Since uranium - a radioactive element - eventually turns into lead after long periods of time, the researchers could analyse how long the lead had been forming, giving them an accurate date of the Moon's birth.

The ratios of lutetium and hafnium in the zircon also indicated how long the mineral had been around for.

Combining these analytical techniques, the team found that the Moon is 4.51 billion years old, making it far older than we previously thought, and providing us with a more accurate picture of how our Solar System formed.

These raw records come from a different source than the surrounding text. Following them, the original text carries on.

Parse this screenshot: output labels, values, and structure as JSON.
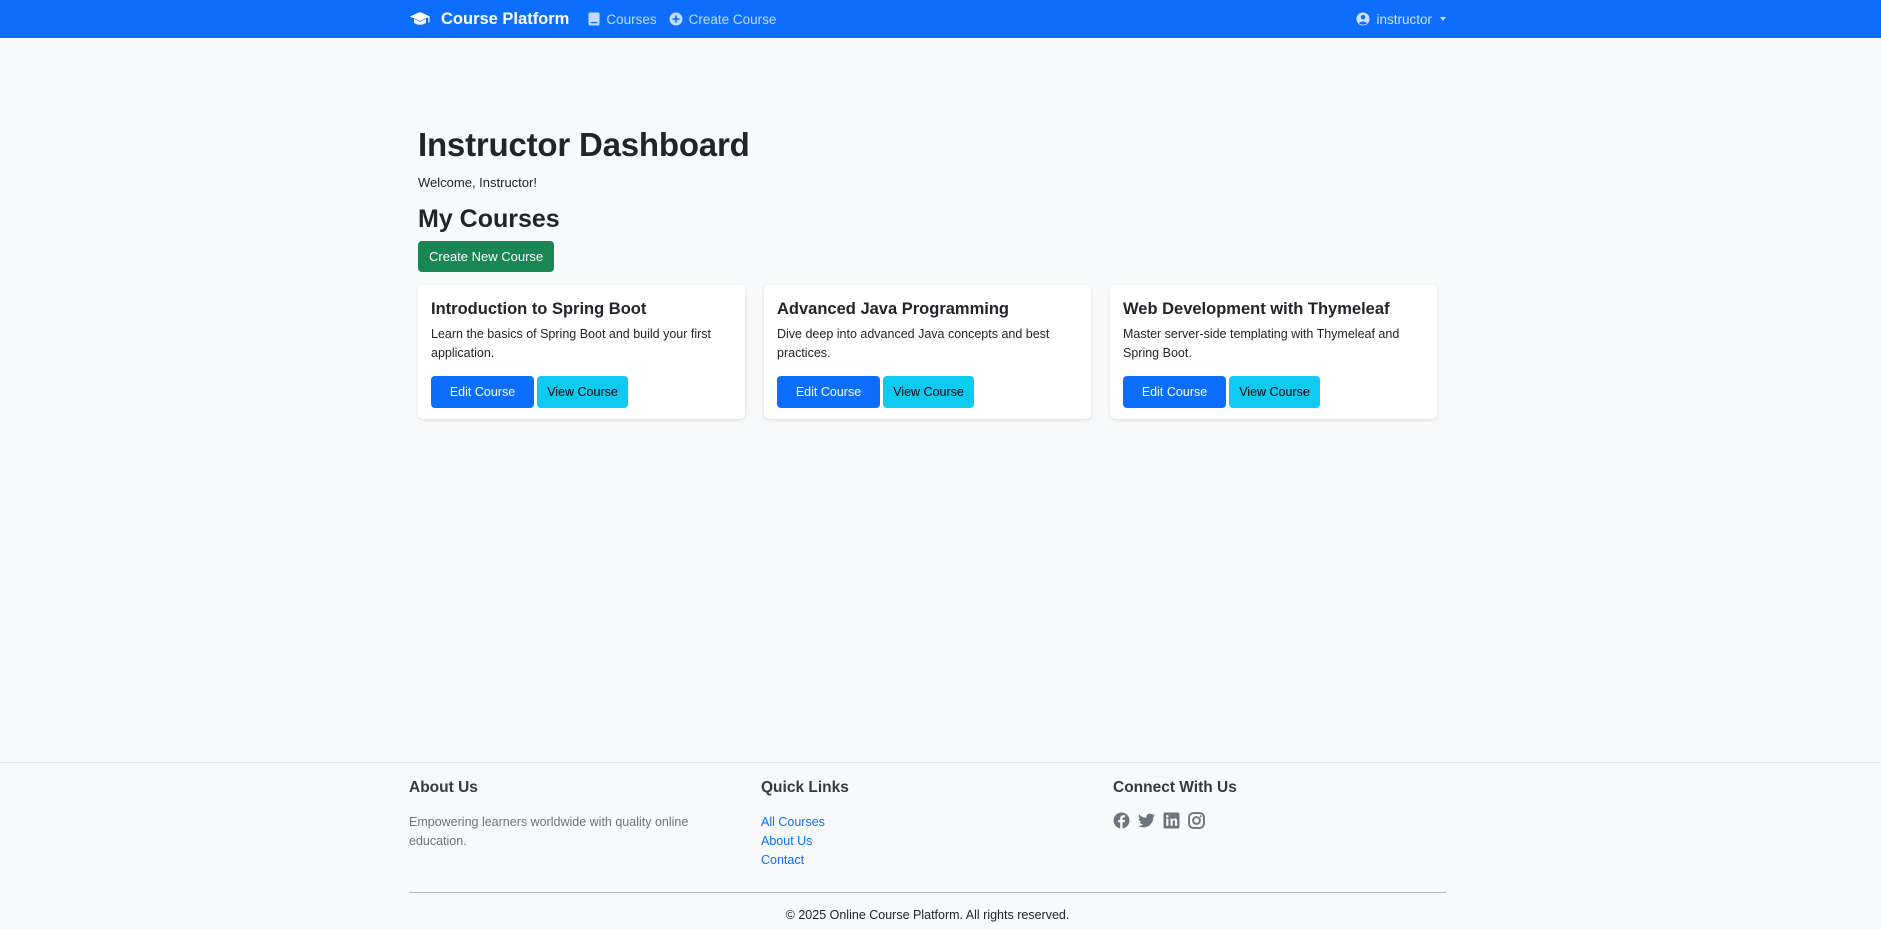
{
  "navbar": {
    "brand": "Course Platform",
    "brand_icon": "graduation-cap-icon",
    "links": [
      {
        "label": "Courses",
        "icon": "book-icon"
      },
      {
        "label": "Create Course",
        "icon": "plus-circle-icon"
      }
    ],
    "user": {
      "label": "instructor",
      "icon": "user-circle-icon"
    },
    "colors": {
      "background": "#0d6efd"
    }
  },
  "main": {
    "title": "Instructor Dashboard",
    "welcome": "Welcome, Instructor!",
    "section_title": "My Courses",
    "create_button": "Create New Course",
    "courses": [
      {
        "title": "Introduction to Spring Boot",
        "description": "Learn the basics of Spring Boot and build your first application.",
        "edit_label": "Edit Course",
        "view_label": "View Course"
      },
      {
        "title": "Advanced Java Programming",
        "description": "Dive deep into advanced Java concepts and best practices.",
        "edit_label": "Edit Course",
        "view_label": "View Course"
      },
      {
        "title": "Web Development with Thymeleaf",
        "description": "Master server-side templating with Thymeleaf and Spring Boot.",
        "edit_label": "Edit Course",
        "view_label": "View Course"
      }
    ],
    "colors": {
      "create": "#198754",
      "edit": "#0d6efd",
      "view": "#0dcaf0"
    }
  },
  "footer": {
    "about": {
      "title": "About Us",
      "text": "Empowering learners worldwide with quality online education."
    },
    "quick_links": {
      "title": "Quick Links",
      "links": [
        "All Courses",
        "About Us",
        "Contact"
      ]
    },
    "connect": {
      "title": "Connect With Us",
      "icons": [
        "facebook-icon",
        "twitter-icon",
        "linkedin-icon",
        "instagram-icon"
      ]
    },
    "copyright": "© 2025 Online Course Platform. All rights reserved."
  }
}
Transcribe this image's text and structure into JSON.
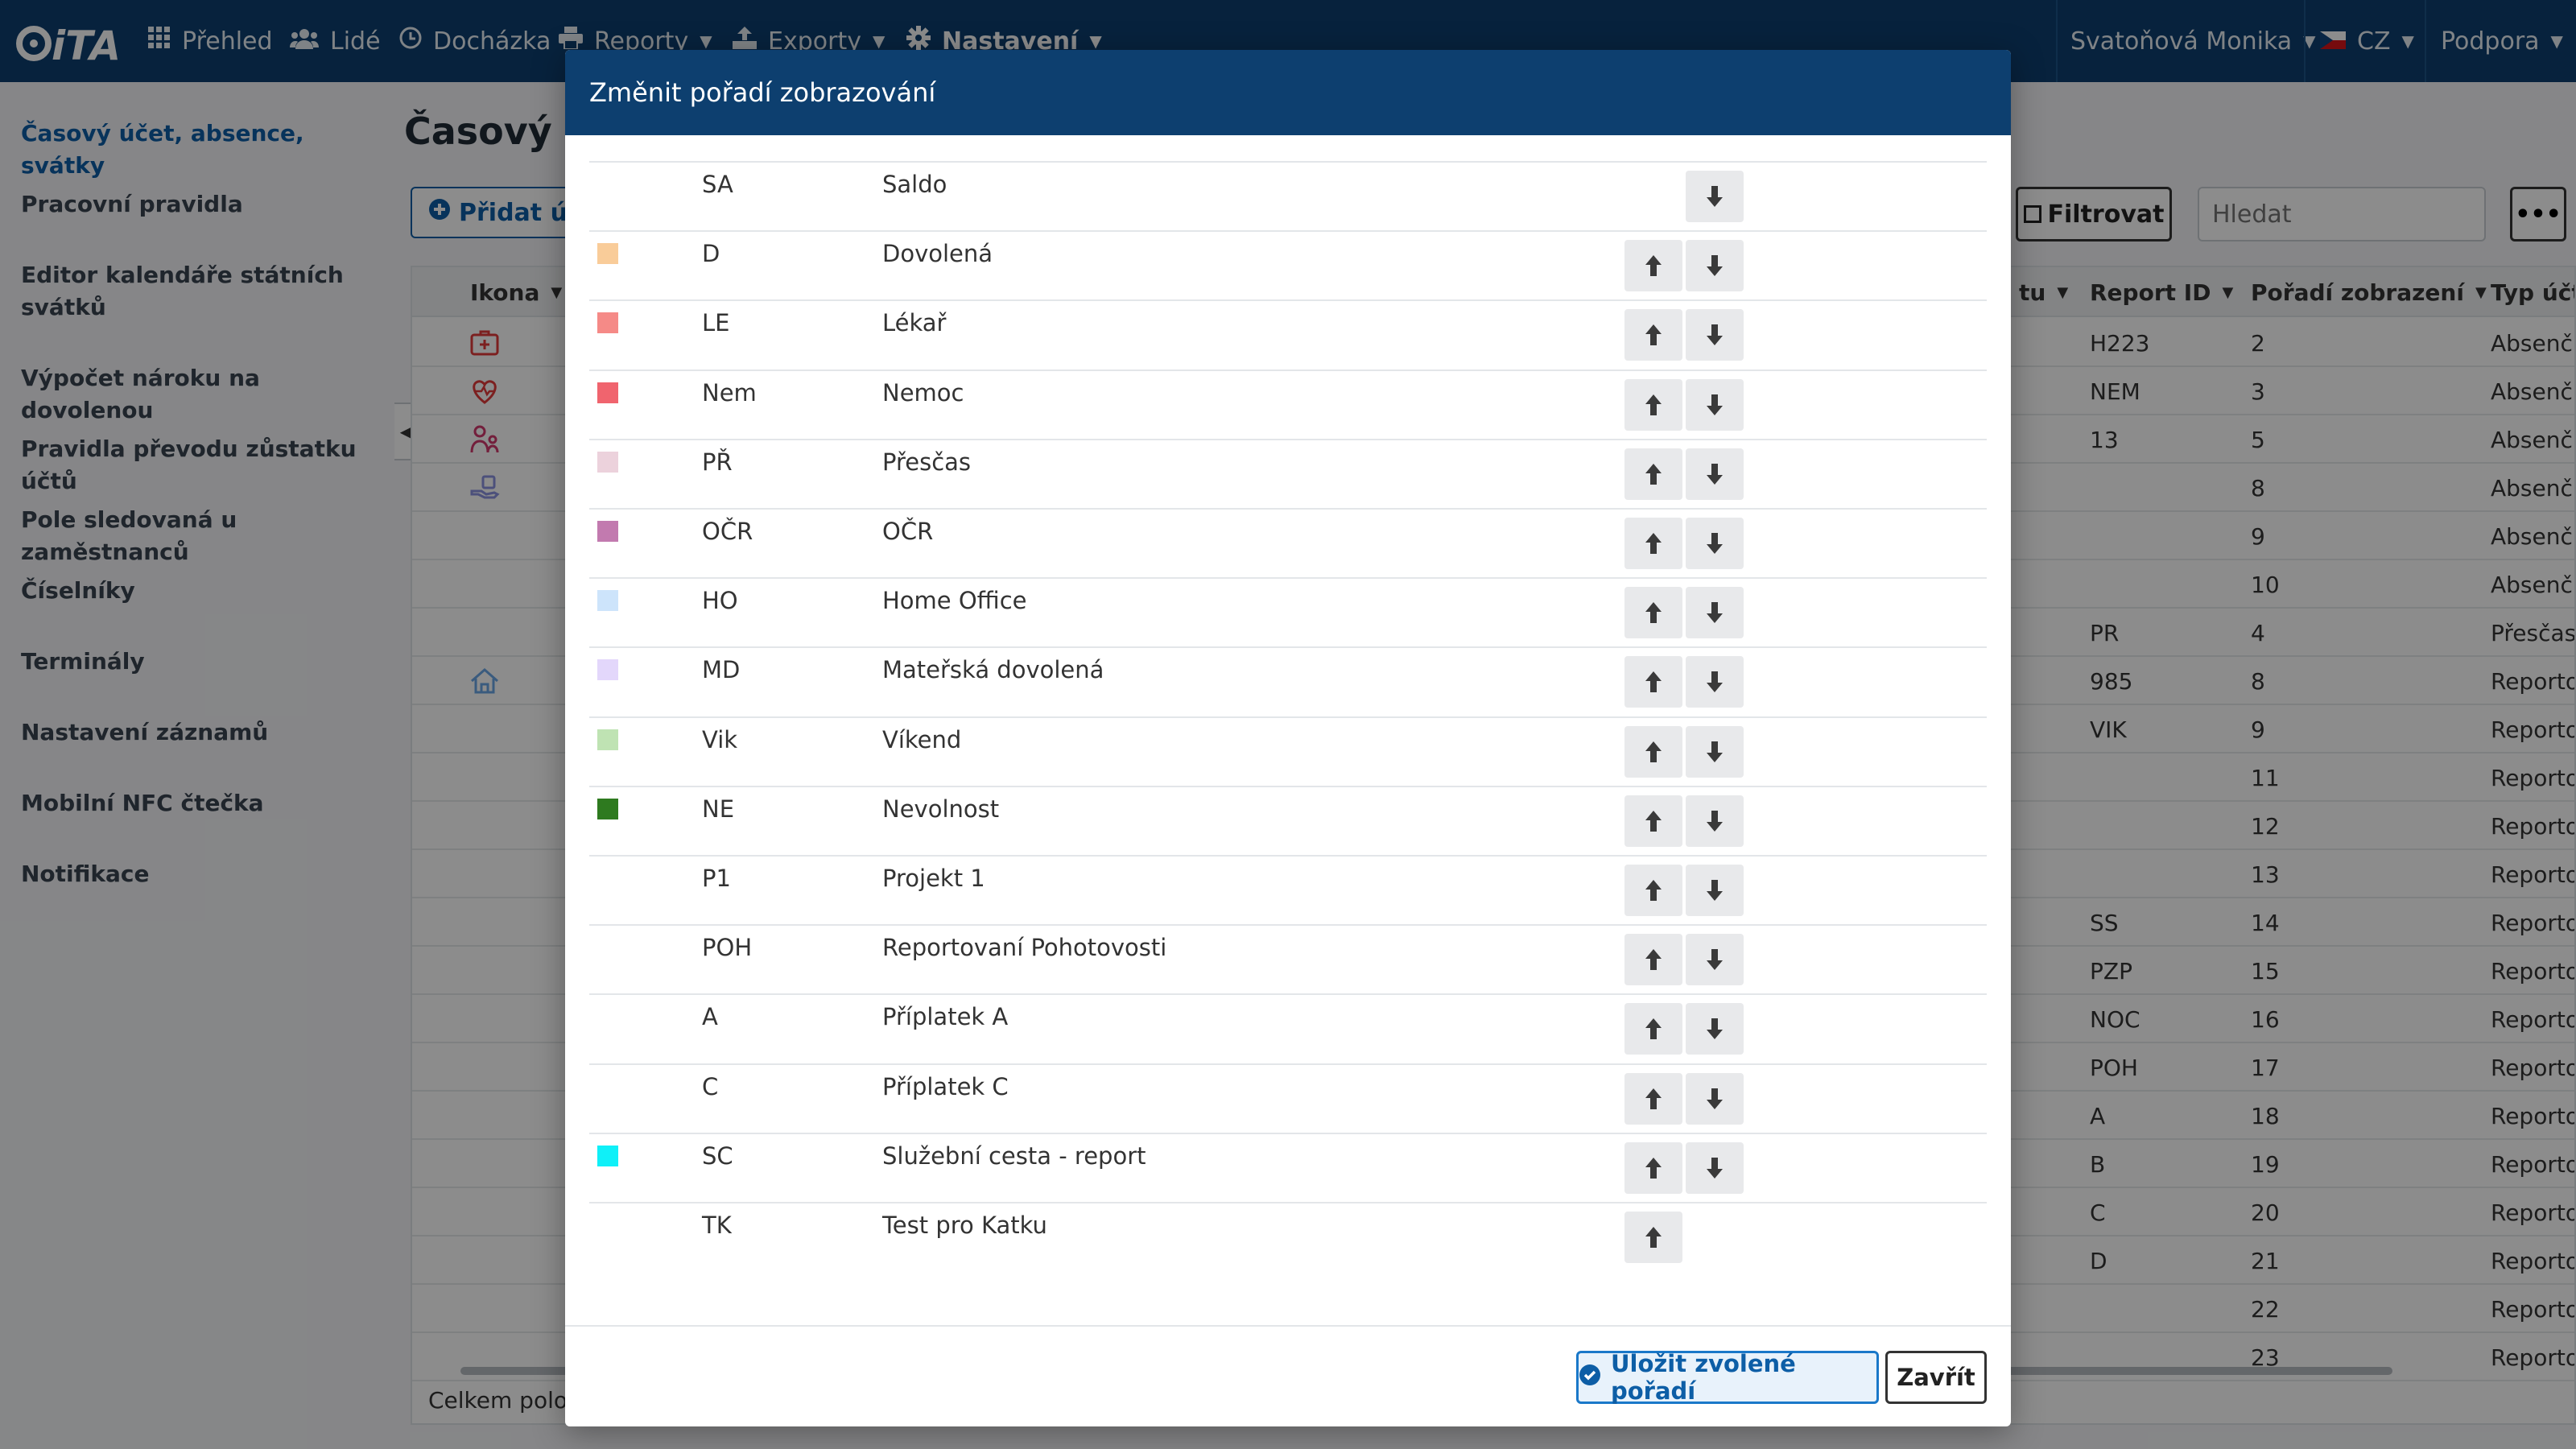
{
  "navbar": {
    "logo_text": "iTA",
    "items": [
      {
        "label": "Přehled",
        "icon": "grid-icon"
      },
      {
        "label": "Lidé",
        "icon": "users-icon"
      },
      {
        "label": "Docházka",
        "icon": "clock-icon"
      },
      {
        "label": "Reporty",
        "icon": "print-icon"
      },
      {
        "label": "Exporty",
        "icon": "export-icon"
      },
      {
        "label": "Nastavení",
        "icon": "gear-icon"
      }
    ],
    "user": "Svatoňová Monika",
    "language": "CZ",
    "support": "Podpora"
  },
  "sidebar": {
    "items": [
      {
        "label": "Časový účet, absence, svátky"
      },
      {
        "label": "Pracovní pravidla"
      },
      {
        "label": "Editor kalendáře státních svátků"
      },
      {
        "label": "Výpočet nároku na dovolenou"
      },
      {
        "label": "Pravidla převodu zůstatku účtů"
      },
      {
        "label": "Pole sledovaná u zaměstnanců"
      },
      {
        "label": "Číselníky"
      },
      {
        "label": "Terminály"
      },
      {
        "label": "Nastavení záznamů"
      },
      {
        "label": "Mobilní NFC čtečka"
      },
      {
        "label": "Notifikace"
      }
    ]
  },
  "main": {
    "title": "Časový úč",
    "add_button": "Přidat úč",
    "filter_button": "Filtrovat",
    "search_placeholder": "Hledat",
    "more_button": "•••",
    "columns": {
      "icon": "Ikona",
      "col_partial": "tu",
      "report_id": "Report ID",
      "display_order": "Pořadí zobrazení",
      "type": "Typ účt"
    },
    "rows": [
      {
        "report_id": "H223",
        "order": "2",
        "type": "Absenč"
      },
      {
        "report_id": "NEM",
        "order": "3",
        "type": "Absenč"
      },
      {
        "report_id": "13",
        "order": "5",
        "type": "Absenč"
      },
      {
        "report_id": "",
        "order": "8",
        "type": "Absenč"
      },
      {
        "report_id": "",
        "order": "9",
        "type": "Absenč"
      },
      {
        "report_id": "",
        "order": "10",
        "type": "Absenč"
      },
      {
        "report_id": "PR",
        "order": "4",
        "type": "Přesčas"
      },
      {
        "report_id": "985",
        "order": "8",
        "type": "Reporto"
      },
      {
        "report_id": "VIK",
        "order": "9",
        "type": "Reporto"
      },
      {
        "report_id": "",
        "order": "11",
        "type": "Reporto"
      },
      {
        "report_id": "",
        "order": "12",
        "type": "Reporto"
      },
      {
        "report_id": "",
        "order": "13",
        "type": "Reporto"
      },
      {
        "report_id": "SS",
        "order": "14",
        "type": "Reporto"
      },
      {
        "report_id": "PZP",
        "order": "15",
        "type": "Reporto"
      },
      {
        "report_id": "NOC",
        "order": "16",
        "type": "Reporto"
      },
      {
        "report_id": "POH",
        "order": "17",
        "type": "Reporto"
      },
      {
        "report_id": "A",
        "order": "18",
        "type": "Reporto"
      },
      {
        "report_id": "B",
        "order": "19",
        "type": "Reporto"
      },
      {
        "report_id": "C",
        "order": "20",
        "type": "Reporto"
      },
      {
        "report_id": "D",
        "order": "21",
        "type": "Reporto"
      },
      {
        "report_id": "",
        "order": "22",
        "type": "Reporto"
      },
      {
        "report_id": "",
        "order": "23",
        "type": "Reporto"
      }
    ],
    "footer": "Celkem polož"
  },
  "modal": {
    "title": "Změnit pořadí zobrazování",
    "rows": [
      {
        "code": "SA",
        "name": "Saldo",
        "color": "",
        "up": false,
        "down": true
      },
      {
        "code": "D",
        "name": "Dovolená",
        "color": "#f9cc99",
        "up": true,
        "down": true
      },
      {
        "code": "LE",
        "name": "Lékař",
        "color": "#f58a87",
        "up": true,
        "down": true
      },
      {
        "code": "Nem",
        "name": "Nemoc",
        "color": "#f0646e",
        "up": true,
        "down": true
      },
      {
        "code": "PŘ",
        "name": "Přesčas",
        "color": "#ecd2dc",
        "up": true,
        "down": true
      },
      {
        "code": "OČR",
        "name": "OČR",
        "color": "#c27aaf",
        "up": true,
        "down": true
      },
      {
        "code": "HO",
        "name": "Home Office",
        "color": "#cde4fb",
        "up": true,
        "down": true
      },
      {
        "code": "MD",
        "name": "Mateřská dovolená",
        "color": "#e3d7fb",
        "up": true,
        "down": true
      },
      {
        "code": "Vik",
        "name": "Víkend",
        "color": "#bfe3b3",
        "up": true,
        "down": true
      },
      {
        "code": "NE",
        "name": "Nevolnost",
        "color": "#2e7a1f",
        "up": true,
        "down": true
      },
      {
        "code": "P1",
        "name": "Projekt 1",
        "color": "",
        "up": true,
        "down": true
      },
      {
        "code": "POH",
        "name": "Reportovaní Pohotovosti",
        "color": "",
        "up": true,
        "down": true
      },
      {
        "code": "A",
        "name": "Příplatek A",
        "color": "",
        "up": true,
        "down": true
      },
      {
        "code": "C",
        "name": "Příplatek C",
        "color": "",
        "up": true,
        "down": true
      },
      {
        "code": "SC",
        "name": "Služební cesta - report",
        "color": "#0ff0f8",
        "up": true,
        "down": true
      },
      {
        "code": "TK",
        "name": "Test pro Katku",
        "color": "",
        "up": true,
        "down": false
      }
    ],
    "save_button": "Uložit zvolené pořadí",
    "close_button": "Zavřít"
  }
}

"The evolution of Earth could only have started after this impact," Barboni told The Verge. "And that's why it's so important to date this impact, because you want to know when Earth started to evolve into the beautiful planet we all know today."

While the new measurement is the most precise to date, some outside researchers have said that the act of dissolving the zircon in acid might have changed some of the results slightly, but Barboni says they accounted for these concerns.

"We were able to correct for everything that was a problem before, the reasons people said zircon couldn't be used," she told Mike Wall at

Hopefully, as these measurements become more and more precise, we will gain a full understanding of how the Moon - and the rest of the Solar System - formed, giving us more details about life on Earth, and the possibility of life on other planets.

The study has been published in Science Advances.